Les suppositions relatives au caractère rationnel des « agents » (au lieu du comportement intuitif et émotionnel des « humains »), à la prévoyance parfaite et illimitée et à la neutralité de l’argent et de l’endettement semblent irréalistes. De même, le rôle limité de l’incertitude au sein de ces modèles et l’illusion que cette dernière peut être mesurée correctement grâce aux observations historiques sont largement contestables. En outre, même si ces suppositions reflètent correctement la réalité, une valorisation efficiente du marché et des équilibres stables ne sont possibles que lorsque les acteurs du marché sont homogènes, que les marchés sont transparents et que leur accès est aisé. Toutes les informations utiles doivent être disponibles en temps utile et sans discrimination pour tous les acteurs de marché. Le moindre que l’on puisse dire est que ces conditions ne sont pas toujours réunies.

Étant donné que tous les modèles scientifiques sont toujours des simplifications imparfaites de la réalité, ceci serait acceptable pour autant que les modèles construits sur la base de ces hypothèses soient capables de capturer correctement la dynamique effective de l’économie réelle et des marchés financiers.

Dans les années 1950, le célèbre économiste Milton Friedman disait déjà que des hypothèses imparfaites dans les raisonnements économiques étaient justifiables aussi longtemps que ces derniers produisaient des prévisions correctes.

Ceci est comparable à un footballeur ou à un joueur de billard qui peut se révéler incapable de calculer la trajectoire de ses balles sur la base d’équations de mouvement. Ce qui compte en fin de compte est la précision de son jeu qui, si elle est supérieure, le fera gagner sans connaître le fonctionnement détaillé du modèle sous-jacent.

En économie et en finances, les modèles sont généralement plutôt précis. S’ils ne le sont pas, ils peuvent donner lieu à des prévisions largement erronées. C’est ce qui s’est passé en 2008, lorsque tant le comportement des marchés que l’évolution du cycle économique mondial ont fortement divergé des scénarios suggérés par les modèles.
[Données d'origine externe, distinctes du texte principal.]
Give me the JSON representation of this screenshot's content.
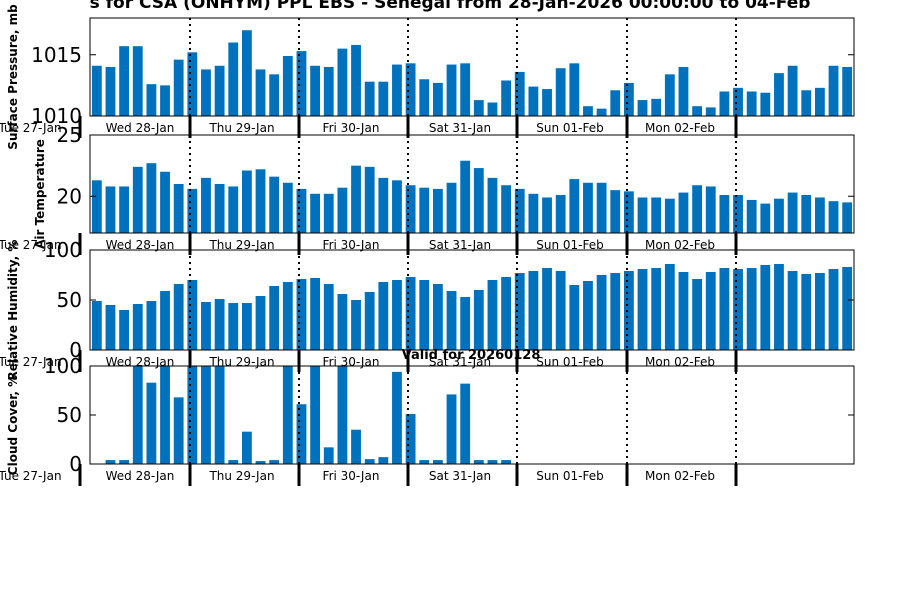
{
  "title": "s for CSA (ONHYM) PPL EBS  - Senegal from 28-Jan-2026 00:00:00 to 04-Feb",
  "day_labels": [
    "Tue 27-Jan",
    "Wed 28-Jan",
    "Thu 29-Jan",
    "Fri 30-Jan",
    "Sat 31-Jan",
    "Sun 01-Feb",
    "Mon 02-Feb"
  ],
  "bar_color": "#0072bd",
  "chart_data": [
    {
      "type": "bar",
      "ylabel": "Surface Pressure, mb",
      "ylim": [
        1010,
        1018
      ],
      "yticks": [
        1010,
        1015
      ],
      "ytick_labels": [
        "1010",
        "1015"
      ],
      "subtitle": "",
      "values": [
        1014.1,
        1014.0,
        1015.7,
        1015.7,
        1012.6,
        1012.5,
        1014.6,
        1015.2,
        1013.8,
        1014.1,
        1016.0,
        1017.0,
        1013.8,
        1013.4,
        1014.9,
        1015.3,
        1014.1,
        1014.0,
        1015.5,
        1015.8,
        1012.8,
        1012.8,
        1014.2,
        1014.3,
        1013.0,
        1012.7,
        1014.2,
        1014.3,
        1011.3,
        1011.1,
        1012.9,
        1013.6,
        1012.4,
        1012.2,
        1013.9,
        1014.3,
        1010.8,
        1010.6,
        1012.1,
        1012.7,
        1011.3,
        1011.4,
        1013.4,
        1014.0,
        1010.8,
        1010.7,
        1012.0,
        1012.3,
        1012.0,
        1011.9,
        1013.5,
        1014.1,
        1012.1,
        1012.3,
        1014.1,
        1014.0
      ]
    },
    {
      "type": "bar",
      "ylabel": "Air Temperature",
      "ylim": [
        17,
        25
      ],
      "yticks": [
        20,
        25
      ],
      "ytick_labels": [
        "20",
        "25"
      ],
      "subtitle": "",
      "values": [
        21.3,
        20.8,
        20.8,
        22.4,
        22.7,
        22.0,
        21.0,
        20.6,
        21.5,
        21.0,
        20.8,
        22.1,
        22.2,
        21.6,
        21.1,
        20.6,
        20.2,
        20.2,
        20.7,
        22.5,
        22.4,
        21.5,
        21.3,
        20.9,
        20.7,
        20.6,
        21.1,
        22.9,
        22.3,
        21.5,
        20.9,
        20.6,
        20.2,
        19.9,
        20.1,
        21.4,
        21.1,
        21.1,
        20.5,
        20.4,
        19.9,
        19.9,
        19.8,
        20.3,
        20.9,
        20.8,
        20.1,
        20.1,
        19.7,
        19.4,
        19.8,
        20.3,
        20.1,
        19.9,
        19.6,
        19.5
      ]
    },
    {
      "type": "bar",
      "ylabel": "Relative Humidity, %",
      "ylim": [
        0,
        100
      ],
      "yticks": [
        0,
        50,
        100
      ],
      "ytick_labels": [
        "0",
        "50",
        "100"
      ],
      "subtitle": "",
      "values": [
        49,
        45,
        40,
        46,
        49,
        59,
        66,
        70,
        48,
        51,
        47,
        47,
        54,
        64,
        68,
        71,
        72,
        66,
        56,
        50,
        58,
        68,
        70,
        73,
        70,
        66,
        59,
        53,
        60,
        70,
        73,
        77,
        79,
        82,
        79,
        65,
        69,
        75,
        77,
        79,
        81,
        82,
        86,
        78,
        71,
        78,
        82,
        81,
        82,
        85,
        86,
        79,
        76,
        77,
        81,
        83
      ]
    },
    {
      "type": "bar",
      "ylabel": "Cloud Cover, %",
      "ylim": [
        0,
        100
      ],
      "yticks": [
        0,
        50,
        100
      ],
      "ytick_labels": [
        "0",
        "50",
        "100"
      ],
      "subtitle": "Valid for 20260128",
      "values": [
        0,
        4,
        4,
        100,
        83,
        100,
        68,
        100,
        100,
        100,
        4,
        33,
        3,
        4,
        100,
        61,
        100,
        17,
        100,
        35,
        5,
        7,
        94,
        51,
        4,
        4,
        71,
        82,
        4,
        4,
        4,
        0,
        0,
        0,
        0,
        0,
        0,
        0,
        0,
        0,
        0,
        0,
        0,
        0,
        0,
        0,
        0,
        0,
        0,
        0,
        0,
        0,
        0,
        0,
        0,
        0
      ]
    }
  ]
}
Avant la crise de 2008, nombres d’observations empiriques montraient pourtant déjà que le cycle économique et le comportement des marchés financiers ne pouvaient être expliqués que très imparfaitement par les principaux modèles économiques et financiers, le modèle stochastique dynamique d’équilibre général et l’hypothèse du marché efficient.

En résumé, les observations empiriques de l’activité économique (PIB) et des prix des actifs sont loin d’être distribuées normalement autour de leur moyenne dans le temps, alors que selon les théories susmentionnées, ces variables devraient être stables dans le temps et distribuées normalement autour de leur moyenne, ou valeur « d’équilibre ». Les sévères corrections des PIB et des prix des actifs en 2008 n’ont fait que le confirmer.

La façon dont la crise sera finalement digérée par la science économique reste dès lors peu claire et il convient de reconnaître l’ambiguïté entourant les théories utilisées aujourd’hui. Comprendre que l’avenir est plus incertain que ce que nombre de personnes veulent bien accepter est un premier pas crucial vers une prise de décision plus rigoureuse et cohérente. Pour quasiment toute décision « économique » et certainement pour toute décision d’investissement, un raisonnement cohérent et impartial est crucial pour la survie financière à long terme.

Par ailleurs, des méthodes alternatives devraient être explorées afin de mieux comprendre le fonctionnement du système sous-jacent ou des parties les plus importantes de celui-ci pour les décisions qui doivent être prises.

Même en l’absence d’un modèle complet et indiscutable de notre système économique, tant l’analyse qualitative que les indicateurs davantage axés sur des règles de comportement suggèrent une poursuite de l’élargissement et du renforcement de l’économie mondiale.

La croissance mondiale passe à autre chose même si nous ne comprenons pas encore tout à fait pourquoi. Elle devrait donc surprendre dans le sens positif compte tenu des attentes toujours quelque peu déprimées de nombreuses personnes.